Queste conclusioni contribuiranno a scuotere le coscienze, a indurre il figlio di Lumumba a intraprendere una procedura giudiziaria, e il governo belga a un gesto simbolico, nel 2022: la consegna alla famiglia e al suo Paese di un dente di Lumumba, unica parte del suo corpo rimasta dopo la resezione del cadavere e il suo scioglimento nell’acido, nei giorni immediatamente successivi all’assassinio. Nel corso della cerimonia, il primo ministro belga esprimerà, per la prima volta, le scuse per il modo in cui il governo aveva contribuito alla decisione di mettere fine alla vita del leader congolese. Vent’anni prima, l’allora primo ministro belga si era limitato a esprimere “rammarico”. Quanto alla monarchia, bisognerà attendere il 2020 perché il re Philippe esprima un giudizio severo sul colonialismo del suo Paese.  

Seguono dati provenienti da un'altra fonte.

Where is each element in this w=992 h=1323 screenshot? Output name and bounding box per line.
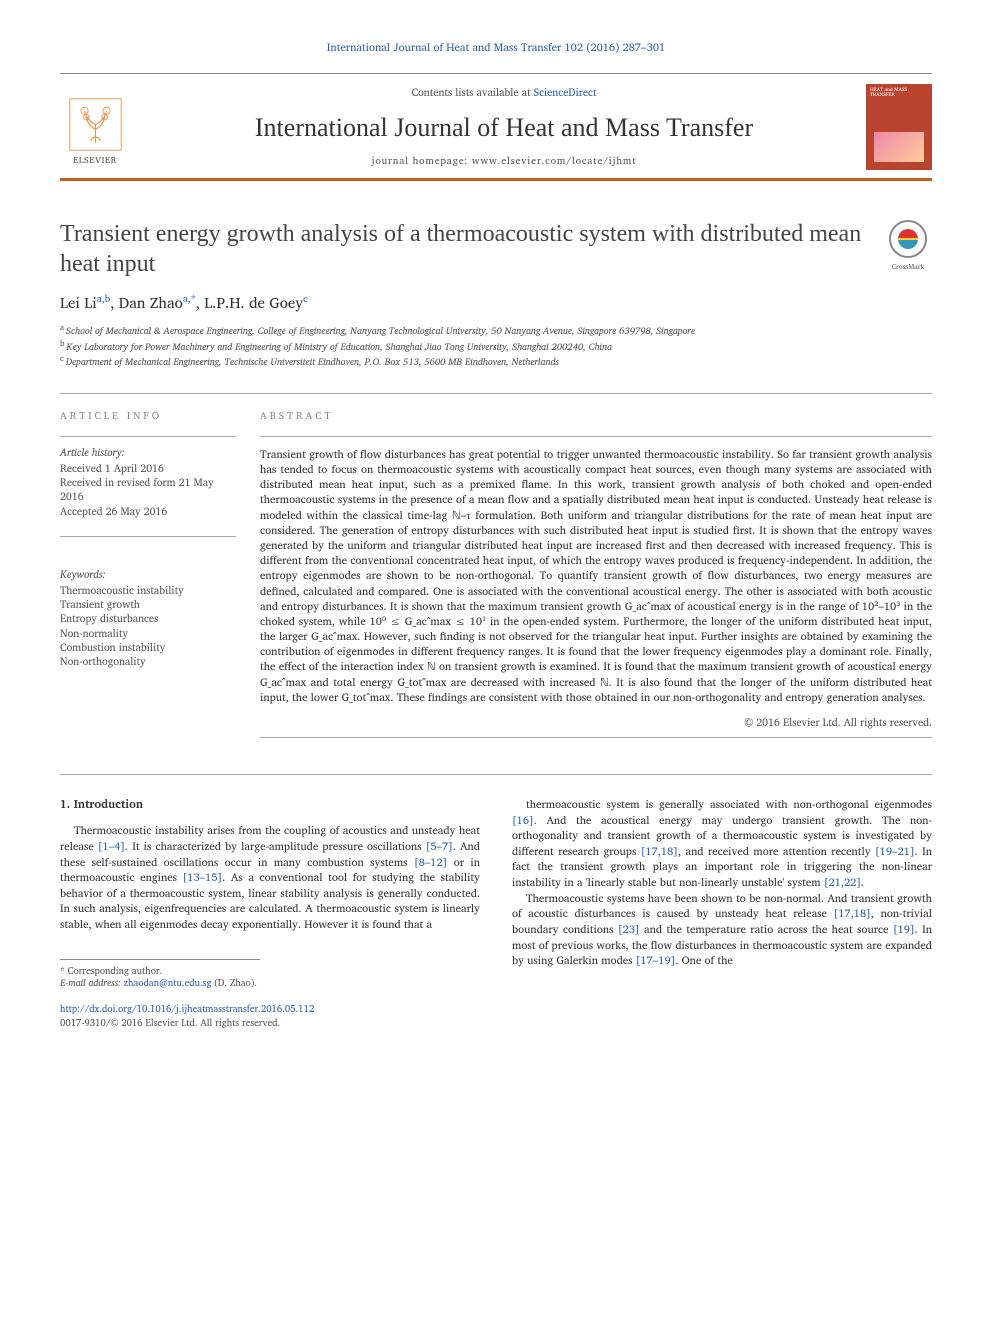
crossmark-badge[interactable]: CrossMark <box>884 219 932 273</box>
article-info-sidebar: ARTICLE INFO Article history: Received 1… <box>60 410 260 738</box>
body-columns: 1. Introduction Thermoacoustic instabili… <box>60 774 932 1030</box>
affiliations: aSchool of Mechanical & Aerospace Engine… <box>60 323 932 369</box>
history-line: Accepted 26 May 2016 <box>60 504 236 518</box>
affiliation-line: aSchool of Mechanical & Aerospace Engine… <box>60 323 932 338</box>
doi-block: http://dx.doi.org/10.1016/j.ijheatmasstr… <box>60 1003 480 1030</box>
publisher-logo[interactable]: ELSEVIER <box>60 88 130 166</box>
masthead: ELSEVIER Contents lists available at Sci… <box>60 73 932 181</box>
contents-prefix: Contents lists available at <box>412 83 534 101</box>
abstract-copyright: © 2016 Elsevier Ltd. All rights reserved… <box>260 715 932 729</box>
affiliation-line: bKey Laboratory for Power Machinery and … <box>60 339 932 354</box>
column-left: 1. Introduction Thermoacoustic instabili… <box>60 797 480 1030</box>
column-right: thermoacoustic system is generally assoc… <box>512 797 932 1030</box>
crossmark-icon <box>888 219 928 259</box>
issn-copyright: 0017-9310/© 2016 Elsevier Ltd. All right… <box>60 1017 480 1030</box>
journal-homepage: journal homepage: www.elsevier.com/locat… <box>142 155 866 169</box>
journal-reference: International Journal of Heat and Mass T… <box>60 40 932 55</box>
publisher-name: ELSEVIER <box>73 154 117 166</box>
keyword-item: Non-orthogonality <box>60 654 236 668</box>
abstract-block: ABSTRACT Transient growth of flow distur… <box>260 410 932 738</box>
intro-para-1: Thermoacoustic instability arises from t… <box>60 823 480 932</box>
affiliation-line: cDepartment of Mechanical Engineering, T… <box>60 354 932 369</box>
sciencedirect-link[interactable]: ScienceDirect <box>534 83 597 101</box>
email-label: E-mail address: <box>60 976 121 991</box>
article-info-label: ARTICLE INFO <box>60 410 236 424</box>
contents-available: Contents lists available at ScienceDirec… <box>142 85 866 99</box>
intro-para-3: Thermoacoustic systems have been shown t… <box>512 891 932 969</box>
abstract-label: ABSTRACT <box>260 410 932 424</box>
journal-cover-thumb: HEAT and MASS TRANSFER <box>866 84 932 170</box>
homepage-url[interactable]: www.elsevier.com/locate/ijhmt <box>472 153 637 169</box>
author-email-link[interactable]: zhaodan@ntu.edu.sg <box>124 976 212 991</box>
section-heading-intro: 1. Introduction <box>60 797 480 813</box>
abstract-text: Transient growth of flow disturbances ha… <box>260 447 932 705</box>
corresponding-footnote: * Corresponding author. E-mail address: … <box>60 966 480 992</box>
masthead-center: Contents lists available at ScienceDirec… <box>142 85 866 168</box>
history-line: Received in revised form 21 May 2016 <box>60 475 236 503</box>
intro-para-2: thermoacoustic system is generally assoc… <box>512 797 932 891</box>
elsevier-tree-icon <box>68 97 123 152</box>
article-title: Transient energy growth analysis of a th… <box>60 219 864 279</box>
keywords-heading: Keywords: <box>60 567 236 581</box>
email-suffix: (D. Zhao). <box>214 976 257 991</box>
author-list: Lei Lia,b, Dan Zhaoa,*, L.P.H. de Goeyc <box>60 293 932 313</box>
journal-name: International Journal of Heat and Mass T… <box>142 110 866 145</box>
homepage-prefix: journal homepage: <box>372 153 472 169</box>
crossmark-label: CrossMark <box>884 263 932 272</box>
history-heading: Article history: <box>60 445 236 459</box>
cover-text: HEAT and MASS TRANSFER <box>870 88 928 99</box>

La memoria del passato coloniale fa fatica a farsi strada nella mente dell’apparato. Tra gli aspetti più dibattuti – e sui quali dovrà eventualmente pronunciarsi la giustizia, se verrà accolta la nuova istanza –, c’è quello del ruolo di re Baldovino. Gli storici belgi sono schierati in due campi avversi. C’è chi sostiene una responsabilità attiva del re, e chi, invece, la sua totale innocenza, rigettando anche la posizione della Commissione di inchiesta. La disputa storica assume un valore importante, poiché, su sollecitazione di papa Francesco, era stata iniziata una causa per la beatificazione di Baldovino, cattolico e antiabortista (rifiutò di firmare la legge di depenalizzazione dell’aborto). La causa è stata aperta ufficialmente nel dicembre 2024. È evidente che un’eventuale pronuncia giudiziaria sulle responsabilità per il suo operato nei confronti di Lumumba metterebbe fine a una santificazione, in parte già in corso, ma che nel Paese divide sia l’opinione pubblica sia la politica.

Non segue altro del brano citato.